Chapter 29 Mammary Gland Neoplasia
The mammary gland tumor (MGT) is the most common tumor in the female dog and the third most common neoplasm in the female cat. MGTs have been reported in the male dog and cat but are rare.
ETIOLOGY AND RISK FACTORS
• Predisposing risk factors proposed but incompletely established include dietary intake of red meat and obesity at 1 year of age.
• Although virus-like particles have been identified in feline and canine MGTs, their role as a causative agent has not been established.
• Routine administration of medroxyprogesterone acetate, proligestone, or other progestins for estrus prevention or dermatologic therapies increases the risk of MGTs in dogs and cats.
• About 50% of canine mammary carcinomas have estrogen and progesterone receptors at levels lower than in benign or normal mammary gland tissues. Only benign and well-differentiated adenocarcinomas appear to be hormonally sensitive in female dogs.
• Dogs with benign MGTs have more than a threefold risk of subsequently developing a mammary malignancy of a different cell type.
CLINICAL SIGNS
• A mass or swelling develops in the ventral thoracic or abdominal region. The mass is typically associated with the mammae but may appear distant to the mammary gland.
DIAGNOSIS
Establish a definitive diagnosis, determine local invasion, and determine the stage of the MGT.
Signalment
Dogs
• Most MGTs are reported in sporting breeds (pointers, English setters, and spaniels), poodles, Boston terriers, and dachshunds.
History
• The owner may have noticed the tumor or it may have been an incidental finding during routine examination.
Physical Examination
• Depending on the time of recognition, the tumors may be small and movable, lobular and firm, fixed to the body wall, and ulcerated.

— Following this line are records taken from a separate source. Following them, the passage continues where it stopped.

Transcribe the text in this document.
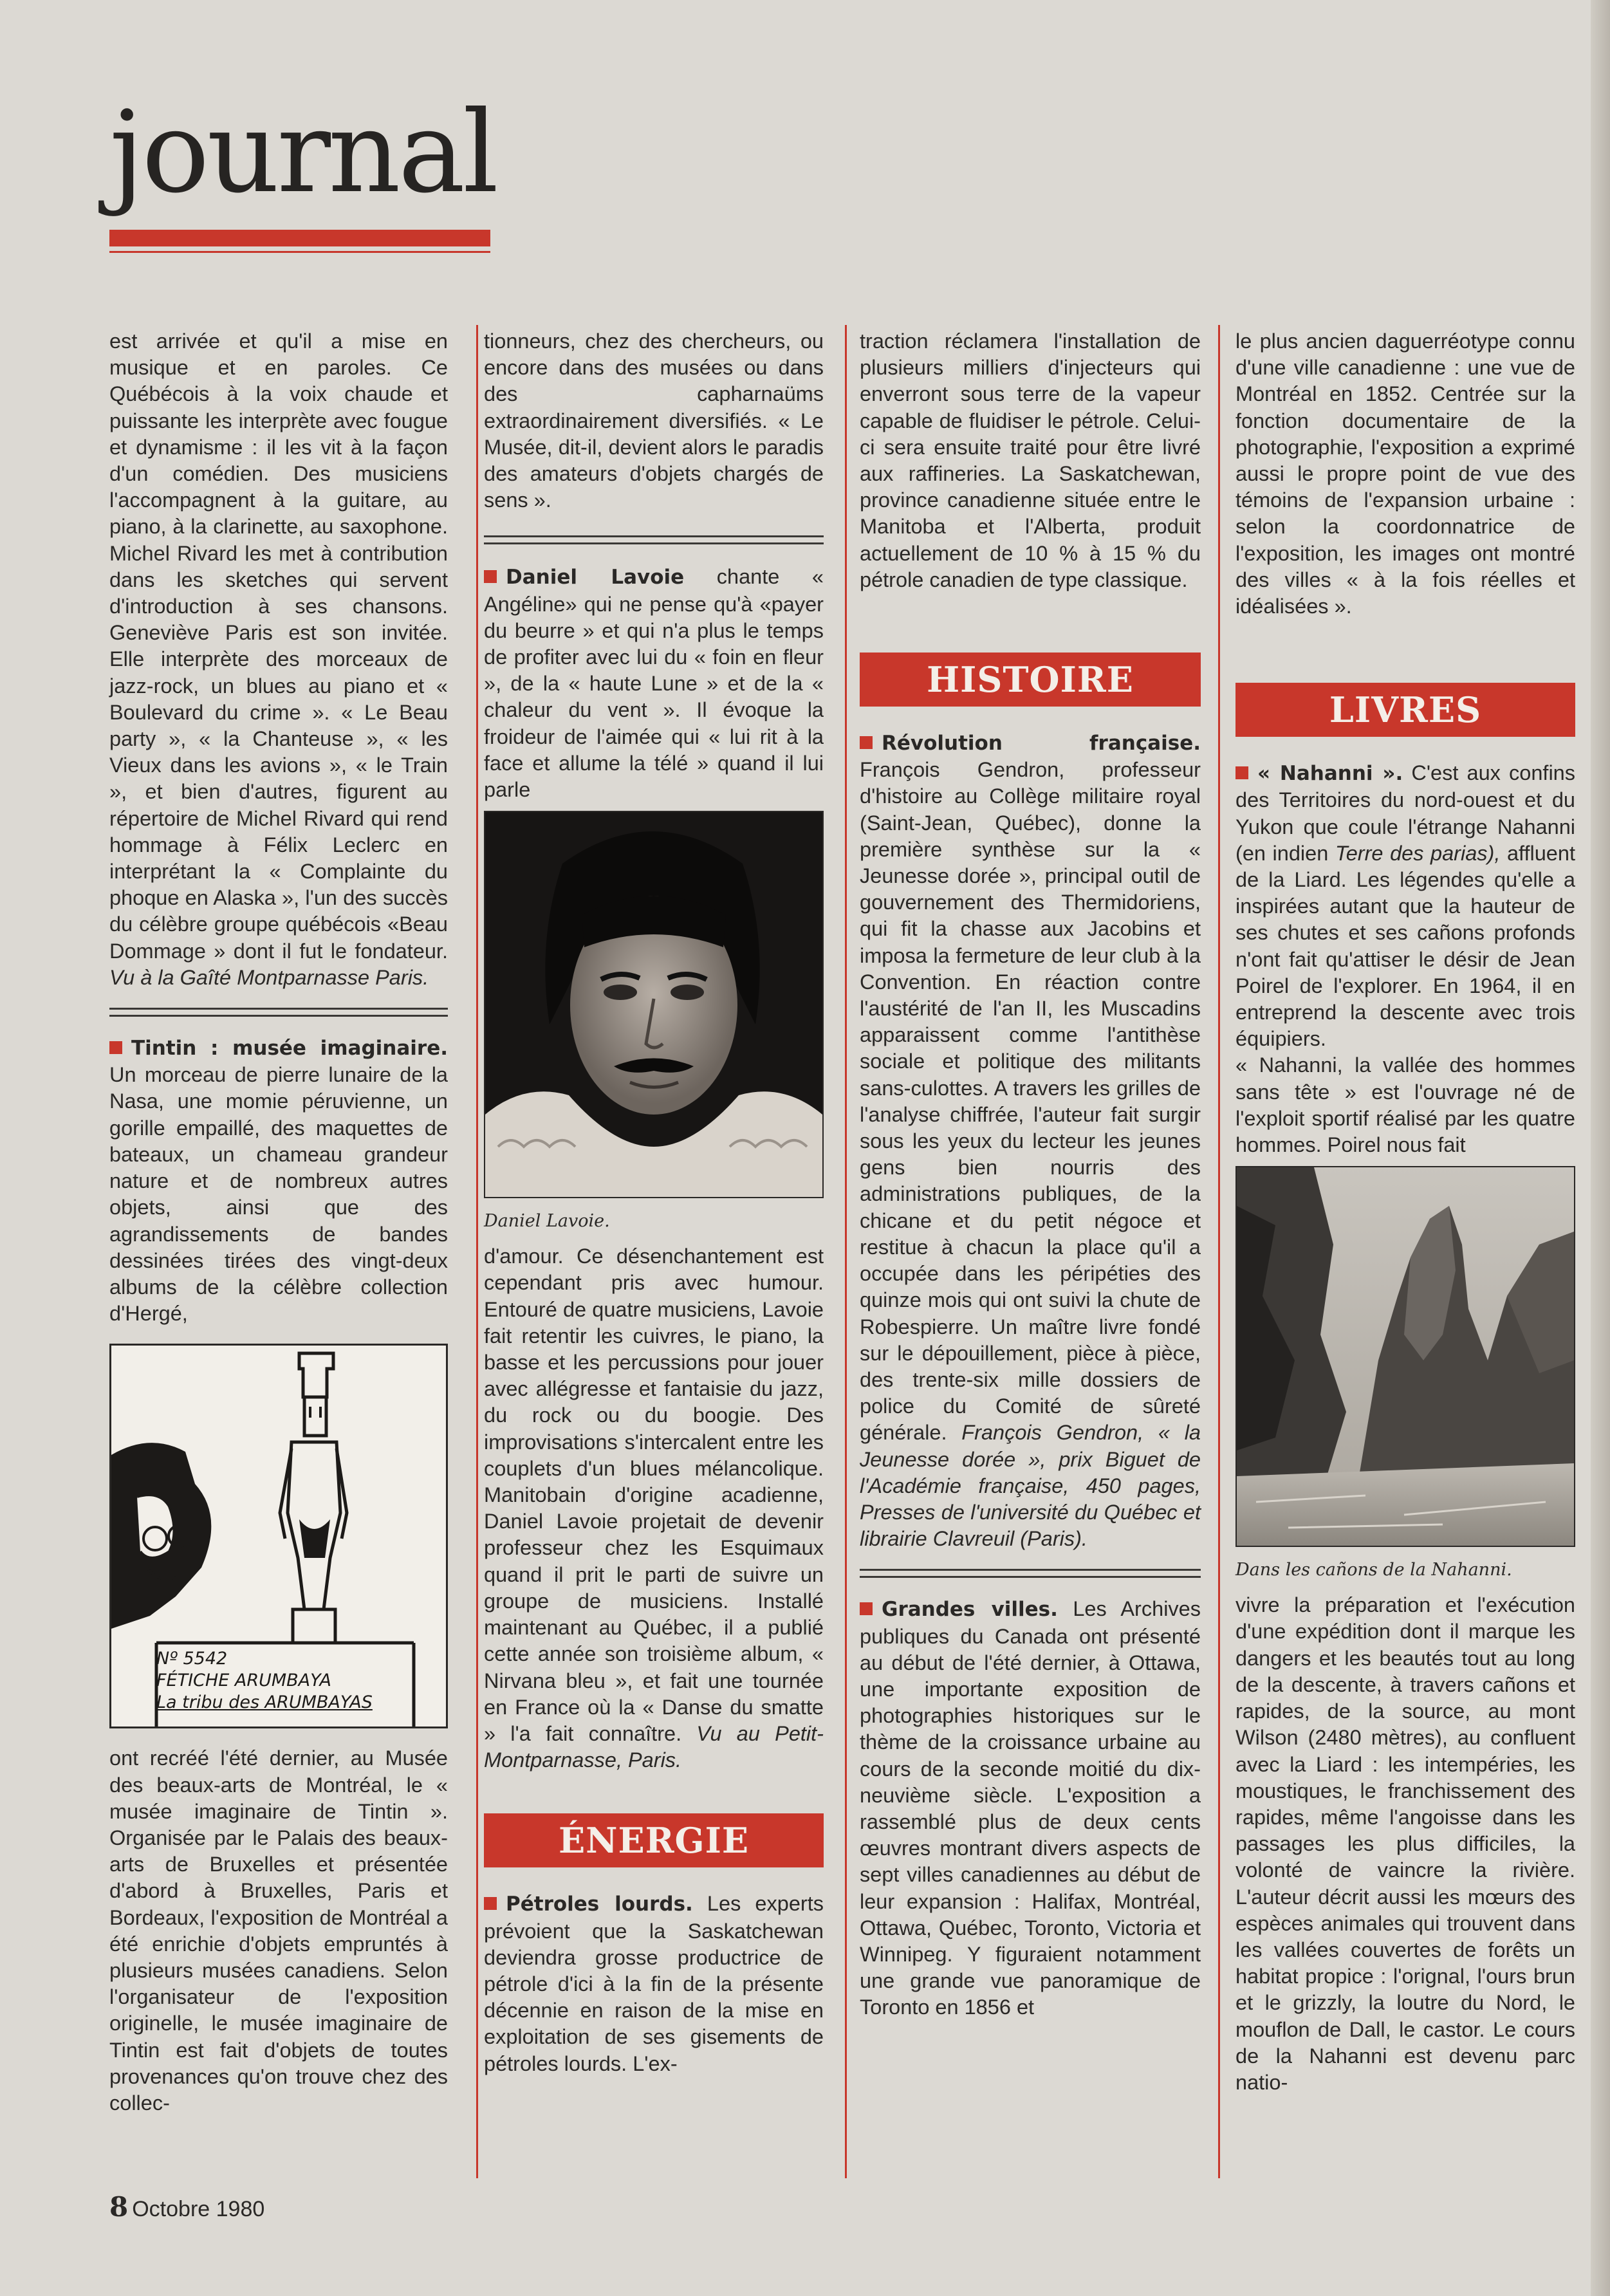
journal

est arrivée et qu'il a mise en musique et en paroles. Ce Québécois à la voix chaude et puissante les interprète avec fougue et dynamisme : il les vit à la façon d'un comédien. Des musiciens l'accompagnent à la guitare, au piano, à la clarinette, au saxophone. Michel Rivard les met à contribution dans les sketches qui servent d'introduction à ses chansons. Geneviève Paris est son invitée. Elle interprète des morceaux de jazz-rock, un blues au piano et « Boulevard du crime ». « Le Beau party », « la Chanteuse », « les Vieux dans les avions », « le Train », et bien d'autres, figurent au répertoire de Michel Rivard qui rend hommage à Félix Leclerc en interprétant la « Complainte du phoque en Alaska », l'un des succès du célèbre groupe québécois «Beau Dommage » dont il fut le fondateur. Vu à la Gaîté Montparnasse Paris.

Tintin : musée imaginaire. Un morceau de pierre lunaire de la Nasa, une momie péruvienne, un gorille empaillé, des maquettes de bateaux, un chameau grandeur nature et de nombreux autres objets, ainsi que des agrandissements de bandes dessinées tirées des vingt-deux albums de la célèbre collection d'Hergé,

Nº 5542
FÉTICHE ARUMBAYA
La tribu des ARUMBAYAS

ont recréé l'été dernier, au Musée des beaux-arts de Montréal, le « musée imaginaire de Tintin ». Organisée par le Palais des beaux-arts de Bruxelles et présentée d'abord à Bruxelles, Paris et Bordeaux, l'exposition de Montréal a été enrichie d'objets empruntés à plusieurs musées canadiens. Selon l'organisateur de l'exposition originelle, le musée imaginaire de Tintin est fait d'objets de toutes provenances qu'on trouve chez des collec-

tionneurs, chez des chercheurs, ou encore dans des musées ou dans des capharnaüms extraordinairement diversifiés. « Le Musée, dit-il, devient alors le paradis des amateurs d'objets chargés de sens ».

Daniel Lavoie chante « Angéline» qui ne pense qu'à «payer du beurre » et qui n'a plus le temps de profiter avec lui du « foin en fleur », de la « haute Lune » et de la « chaleur du vent ». Il évoque la froideur de l'aimée qui « lui rit à la face et allume la télé » quand il lui parle

Daniel Lavoie.

d'amour. Ce désenchantement est cependant pris avec humour. Entouré de quatre musiciens, Lavoie fait retentir les cuivres, le piano, la basse et les percussions pour jouer avec allégresse et fantaisie du jazz, du rock ou du boogie. Des improvisations s'intercalent entre les couplets d'un blues mélancolique. Manitobain d'origine acadienne, Daniel Lavoie projetait de devenir professeur chez les Esquimaux quand il prit le parti de suivre un groupe de musiciens. Installé maintenant au Québec, il a publié cette année son troisième album, « Nirvana bleu », et fait une tournée en France où la « Danse du smatte » l'a fait connaître. Vu au Petit-Montparnasse, Paris.

ÉNERGIE

Pétroles lourds. Les experts prévoient que la Saskatchewan deviendra grosse productrice de pétrole d'ici à la fin de la présente décennie en raison de la mise en exploitation de ses gisements de pétroles lourds. L'ex-

traction réclamera l'installation de plusieurs milliers d'injecteurs qui enverront sous terre de la vapeur capable de fluidiser le pétrole. Celui-ci sera ensuite traité pour être livré aux raffineries. La Saskatchewan, province canadienne située entre le Manitoba et l'Alberta, produit actuellement de 10 % à 15 % du pétrole canadien de type classique.

HISTOIRE

Révolution française. François Gendron, professeur d'histoire au Collège militaire royal (Saint-Jean, Québec), donne la première synthèse sur la « Jeunesse dorée », principal outil de gouvernement des Thermidoriens, qui fit la chasse aux Jacobins et imposa la fermeture de leur club à la Convention. En réaction contre l'austérité de l'an II, les Muscadins apparaissent comme l'antithèse sociale et politique des militants sans-culottes. A travers les grilles de l'analyse chiffrée, l'auteur fait surgir sous les yeux du lecteur les jeunes gens bien nourris des administrations publiques, de la chicane et du petit négoce et restitue à chacun la place qu'il a occupée dans les péripéties des quinze mois qui ont suivi la chute de Robespierre. Un maître livre fondé sur le dépouillement, pièce à pièce, des trente-six mille dossiers de police du Comité de sûreté générale. François Gendron, « la Jeunesse dorée », prix Biguet de l'Académie française, 450 pages, Presses de l'université du Québec et librairie Clavreuil (Paris).

Grandes villes. Les Archives publiques du Canada ont présenté au début de l'été dernier, à Ottawa, une importante exposition de photographies historiques sur le thème de la croissance urbaine au cours de la seconde moitié du dix-neuvième siècle. L'exposition a rassemblé plus de deux cents œuvres montrant divers aspects de sept villes canadiennes au début de leur expansion : Halifax, Montréal, Ottawa, Québec, Toronto, Victoria et Winnipeg. Y figuraient notamment une grande vue panoramique de Toronto en 1856 et

le plus ancien daguerréotype connu d'une ville canadienne : une vue de Montréal en 1852. Centrée sur la fonction documentaire de la photographie, l'exposition a exprimé aussi le propre point de vue des témoins de l'expansion urbaine : selon la coordonnatrice de l'exposition, les images ont montré des villes « à la fois réelles et idéalisées ».

LIVRES

« Nahanni ». C'est aux confins des Territoires du nord-ouest et du Yukon que coule l'étrange Nahanni (en indien Terre des parias), affluent de la Liard. Les légendes qu'elle a inspirées autant que la hauteur de ses chutes et ses cañons profonds n'ont fait qu'attiser le désir de Jean Poirel de l'explorer. En 1964, il en entreprend la descente avec trois équipiers.

« Nahanni, la vallée des hommes sans tête » est l'ouvrage né de l'exploit sportif réalisé par les quatre hommes. Poirel nous fait

Dans les cañons de la Nahanni.

vivre la préparation et l'exécution d'une expédition dont il marque les dangers et les beautés tout au long de la descente, à travers cañons et rapides, de la source, au mont Wilson (2480 mètres), au confluent avec la Liard : les intempéries, les moustiques, le franchissement des rapides, même l'angoisse dans les passages les plus difficiles, la volonté de vaincre la rivière. L'auteur décrit aussi les mœurs des espèces animales qui trouvent dans les vallées couvertes de forêts un habitat propice : l'orignal, l'ours brun et le grizzly, la loutre du Nord, le mouflon de Dall, le castor. Le cours de la Nahanni est devenu parc natio-

8 Octobre 1980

• Dogs with inflammatory carcinoma have diffusely swollen glands with poor demarcation between normal and abnormal tissue, which may be confused with mastitis. In mastitis, the swelling is more localized and occurs after estrus, whelping, or false pregnancy.
• Hindlimb edema, popliteal lymphadenopathy, and ulceration may be noted in cats with IMC up to 4 months after mammary mass excision.
• In young, intact female cats, mammary hypertrophy can be mistaken for MGT. Mammary hypertrophy resulting from either endogenous or exogenous progesterone stimulation can be differentiated readily by case history and, if necessary, histologic examination.
• Carefully examine dogs for evidence of lameness and bony swelling. If these signs are present, radiograph the affected area and obtain a nuclear bone scan if needed. Mammary carcinoma is one of the most common primary tumors with metastases to the skeleton.
Diagnostic Imaging
• If caudal mammary glands are involved, use abdominal ultrasonography or abdominal radiographs to evaluate the iliac lymph nodes.
Cytologic Evaluation
• Varying degrees of epithelial atypia and inflamma-tion make definitive diagnosis and tumor grading difficult.
• Cytology may be useful to differentiate inflammatory carcinoma from mastitis in dogs and mammary hypertrophy from mammary carcinoma in cats.
Histologic Evaluation
• Tumors are graded by cell type (epithelial, mesenchymal, or mixed) and by degree of differentiation. High-grade tumors are typically poorly differentiated.
• Histopathologic evaluation is the preferred method of definitively diagnosing and grading mammary masses. The histopathologic diagnosis does not alter current treatment recommendations for MGT (except for IMC, as explained in “Contraindications”). Thus, surgical excision is performed for both diagnostic and therapeutic purposes. A wide excision is essential to ensure complete removal of tumor cells.